He needed ice, so he opened Becky’s freezer and there they sat. Dozens of tin-foil wraps with taped-on labels. Henry. Nathan. All the same size. Bigger than a thumb. He pushed his own thumb into the foil. Not a rock. Hard and then soft. The only things in the freezer.
“Well, Frank,” Becky said. “Aren’t you going to unwrap it?”
He tossed Wallace back in the freezer. He held up his Wild Turkey. “No ice?”
She shook her head and he shut the freezer door.
“So, you ready?” he asked, then looked at his watch.
“No,” she said. “Let’s stay.” She reached for the Wild Turkey. “Get trashed.”
Ah, man. What part of himself would end up in the freezer. Never so happy as when he had something to look forward to. They met in a chat room for people with panic disorder. Panics in theatres looking for panics in malls for a night of movies and shopping.
They drank, danced in the room off the kitchen. Ella Fitzgerald, Nina Simone, Sarah Vaughan. We are alone, she said, because we panic and run, right? Yes, he said. If only we could freeze time, she said. If only the world would stop.
And he understood, then, the music, the Marx Brothers posters, her pearl brooch, her bob haircut, the rolled stockings. Out of her skirt, her knee flashed and he imagined a garter belt, a corset.

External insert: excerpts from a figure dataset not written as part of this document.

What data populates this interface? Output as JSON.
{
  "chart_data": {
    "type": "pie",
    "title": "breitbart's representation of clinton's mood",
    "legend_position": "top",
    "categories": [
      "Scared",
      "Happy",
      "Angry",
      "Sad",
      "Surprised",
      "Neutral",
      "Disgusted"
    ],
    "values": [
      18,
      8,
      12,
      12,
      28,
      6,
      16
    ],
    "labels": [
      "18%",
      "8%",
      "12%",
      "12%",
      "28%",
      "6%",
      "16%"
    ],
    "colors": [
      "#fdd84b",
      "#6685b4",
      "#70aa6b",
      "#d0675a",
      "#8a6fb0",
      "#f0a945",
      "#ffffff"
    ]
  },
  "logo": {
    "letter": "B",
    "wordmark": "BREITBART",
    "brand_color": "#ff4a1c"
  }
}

She danced toward the bedroom, opened the door, and he followed. She walked toward the window. She reached up for something in the corner.
“My parakeet. Sam.” She opened the cage, stuck out her finger. Sam flashed blue and yellow wings, settled. She pulled him between her breasts. “Sometimes he’s all the comfort I have.” She held him tight against her chest until he no longer flapped or ruffled, then released him, put him back on his perch, and shut the golden door.
So that’s why the caged bird sings. Safe now.
Log-shaped pillows circled her on the bed and she sat in the center of this nest, arms spread. “So, what do you think of me?”
“Can I be frank?” he said.
“Who else would you be?”
Henry. Nathan. Wallace. Even Sam. She would roll him in tin foil, sticking a name across his chest, laying him to rest in a basement freezer.
“I think I could fall in love with you. What about that?” he said.
“Wild,” she said and reached for him, drew him into the gap between her breasts. His heart began its flutter, his limbs their tremble, his breath its shallow panicked rush for release. Still, she pulled him in, and if she held him long enough, the fluttering, trembling, desperate breaths might all stop.
If only he could keep still, a parakeet, wings pressed against its body, enwrapped in her hands, her breasts.
“Did you just chirp?” she asked.
She squeezed him tighter, and he felt only the flutter of his wings for this final release.